Yesterday evening Christine and i had a long and involved discussion about cladograms and phylogeny. Cladograms are the visual representation of an analysis of DNA that reveals the relatedness of organisms. I'd bumped into something that she had a strong concern about in a conversation months ago, and yesterday there was a NSF announcement of grants for "GoLife" - the "Genealogy of Life." Christine knew that the cladograms she'd seen in arguments that "birds are dinosaurs" were missing meaningful information; i showed her a cladogram of the asteraceae family. It prints out on an over seven foot wide poster. She's right that generally that much detail gets abstracted away and a diagram that represents the topology of the results is what is presented.

Her point is that while some folks may understand that the diagrams are severely abstracted not everyone does. Also, she has a language point. "Birds are dinosaurs" is not the same as "Class aves is in the clade Ornithurae of the clade Dinosauria." There is a good reason the Latinate endings get shoved on the end when naming groups: the convention has a meaning.

--== ∞ ==--

Instead of just a long conversation for our evening, we then turned on the videos and watched two hours of entertainment. And i didn't pick up my knitting. And i had ice cream. So, yay for an intellectually engaging evening and points off for staying up too late, eating desert, and not exercising.

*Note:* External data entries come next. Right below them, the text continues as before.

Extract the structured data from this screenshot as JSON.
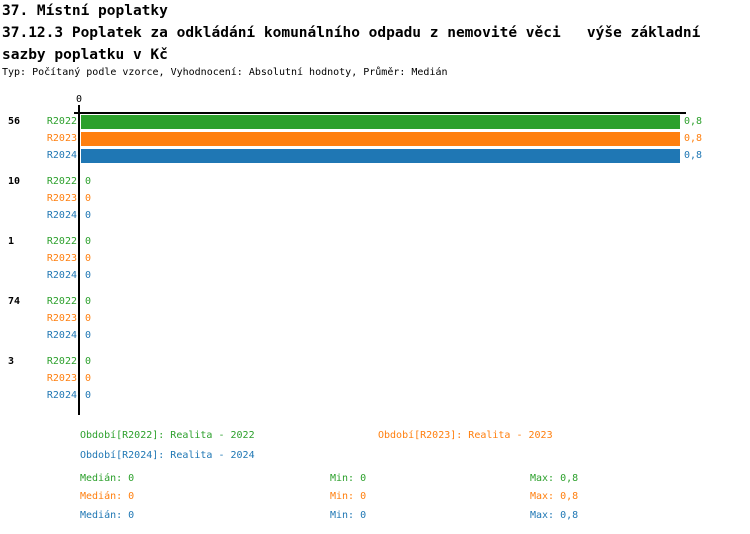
{
  "header": {
    "title": "37. Místní poplatky",
    "subtitle_lines": [
      "37.12.3 Poplatek za odkládání komunálního odpadu z nemovité věci   výše základní",
      "sazby poplatku v Kč"
    ],
    "meta": "Typ: Počítaný podle vzorce, Vyhodnocení: Absolutní hodnoty, Průměr: Medián"
  },
  "colors": {
    "R2022": "#2ca02c",
    "R2023": "#ff7f0e",
    "R2024": "#1f77b4",
    "axis": "#000000"
  },
  "chart_data": {
    "type": "bar",
    "orientation": "horizontal",
    "title": "37.12.3 Poplatek za odkládání komunálního odpadu z nemovité věci - výše základní sazby poplatku v Kč",
    "value_axis": {
      "tick_label": "0",
      "min": 0,
      "max": 0.8,
      "grid": false
    },
    "series_names": [
      "R2022",
      "R2023",
      "R2024"
    ],
    "groups": [
      {
        "label": "56",
        "values": [
          0.8,
          0.8,
          0.8
        ],
        "value_labels": [
          "0,8",
          "0,8",
          "0,8"
        ]
      },
      {
        "label": "10",
        "values": [
          0,
          0,
          0
        ],
        "value_labels": [
          "0",
          "0",
          "0"
        ]
      },
      {
        "label": "1",
        "values": [
          0,
          0,
          0
        ],
        "value_labels": [
          "0",
          "0",
          "0"
        ]
      },
      {
        "label": "74",
        "values": [
          0,
          0,
          0
        ],
        "value_labels": [
          "0",
          "0",
          "0"
        ]
      },
      {
        "label": "3",
        "values": [
          0,
          0,
          0
        ],
        "value_labels": [
          "0",
          "0",
          "0"
        ]
      }
    ],
    "legend_position": "bottom"
  },
  "legend": {
    "periods": [
      {
        "series": "R2022",
        "label": "Období[R2022]: Realita - 2022"
      },
      {
        "series": "R2023",
        "label": "Období[R2023]: Realita - 2023"
      },
      {
        "series": "R2024",
        "label": "Období[R2024]: Realita - 2024"
      }
    ],
    "stats": [
      {
        "series": "R2022",
        "median": "Medián: 0",
        "min": "Min: 0",
        "max": "Max: 0,8"
      },
      {
        "series": "R2023",
        "median": "Medián: 0",
        "min": "Min: 0",
        "max": "Max: 0,8"
      },
      {
        "series": "R2024",
        "median": "Medián: 0",
        "min": "Min: 0",
        "max": "Max: 0,8"
      }
    ]
  }
}
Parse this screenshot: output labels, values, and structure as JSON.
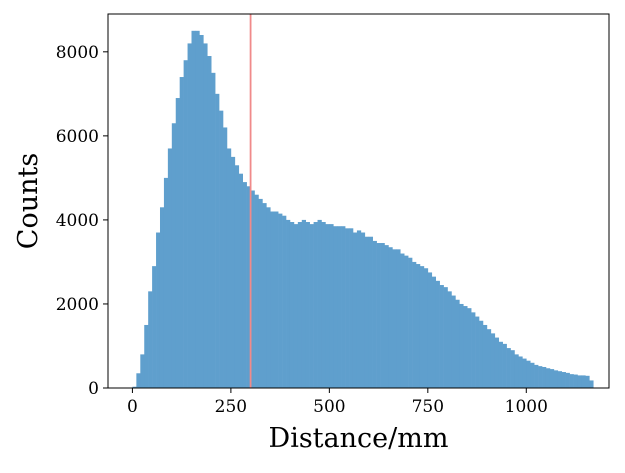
{
  "chart_data": {
    "type": "bar",
    "title": "",
    "xlabel": "Distance/mm",
    "ylabel": "Counts",
    "xlim": [
      -62,
      1210
    ],
    "ylim": [
      0,
      8900
    ],
    "bin_width": 10,
    "bin_starts": [
      0,
      10,
      20,
      30,
      40,
      50,
      60,
      70,
      80,
      90,
      100,
      110,
      120,
      130,
      140,
      150,
      160,
      170,
      180,
      190,
      200,
      210,
      220,
      230,
      240,
      250,
      260,
      270,
      280,
      290,
      300,
      310,
      320,
      330,
      340,
      350,
      360,
      370,
      380,
      390,
      400,
      410,
      420,
      430,
      440,
      450,
      460,
      470,
      480,
      490,
      500,
      510,
      520,
      530,
      540,
      550,
      560,
      570,
      580,
      590,
      600,
      610,
      620,
      630,
      640,
      650,
      660,
      670,
      680,
      690,
      700,
      710,
      720,
      730,
      740,
      750,
      760,
      770,
      780,
      790,
      800,
      810,
      820,
      830,
      840,
      850,
      860,
      870,
      880,
      890,
      900,
      910,
      920,
      930,
      940,
      950,
      960,
      970,
      980,
      990,
      1000,
      1010,
      1020,
      1030,
      1040,
      1050,
      1060,
      1070,
      1080,
      1090,
      1100,
      1110,
      1120,
      1130,
      1140,
      1150,
      1160
    ],
    "counts": [
      30,
      350,
      800,
      1500,
      2300,
      2900,
      3700,
      4300,
      5000,
      5700,
      6300,
      6900,
      7400,
      7800,
      8200,
      8500,
      8500,
      8400,
      8200,
      7900,
      7500,
      7000,
      6600,
      6200,
      5700,
      5500,
      5300,
      5100,
      4900,
      4800,
      4700,
      4600,
      4500,
      4400,
      4300,
      4200,
      4200,
      4150,
      4100,
      4000,
      3950,
      3900,
      3950,
      4000,
      3950,
      3900,
      3950,
      4000,
      3950,
      3900,
      3900,
      3850,
      3850,
      3850,
      3800,
      3800,
      3700,
      3750,
      3700,
      3600,
      3600,
      3500,
      3450,
      3450,
      3400,
      3350,
      3300,
      3300,
      3200,
      3150,
      3100,
      3000,
      2950,
      2900,
      2850,
      2750,
      2650,
      2550,
      2450,
      2400,
      2300,
      2200,
      2100,
      2000,
      1950,
      1900,
      1800,
      1700,
      1600,
      1500,
      1400,
      1300,
      1200,
      1100,
      1050,
      950,
      900,
      800,
      750,
      700,
      650,
      600,
      550,
      520,
      500,
      470,
      450,
      420,
      400,
      380,
      360,
      330,
      320,
      300,
      300,
      290,
      180
    ],
    "bar_color": "#5f9fcd",
    "reference_line": {
      "x": 300,
      "color": "#f08a8a"
    },
    "xticks": [
      0,
      250,
      500,
      750,
      1000
    ],
    "xtick_labels": [
      "0",
      "250",
      "500",
      "750",
      "1000"
    ],
    "yticks": [
      0,
      2000,
      4000,
      6000,
      8000
    ],
    "ytick_labels": [
      "0",
      "2000",
      "4000",
      "6000",
      "8000"
    ],
    "grid": false,
    "legend": "none"
  }
}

Another success was going through a stack of papers and purging it. Goodbye Yuletide cards and articles i wanted to follow up on and so on. I want to get to where i am able to have a healthy communication flow and not have things stack up. If i could set aside N minutes each day and get to where i can keep up with incoming and do some amount of back log care, i could imagine a steady state. But i have a hard time imagining that N minute a day discipline.

--== ∞ ==--

California news: wildfire evacuees, check. Jerry Brown & Republicans debating climate change, check. Tsunami warnings ... wait, what?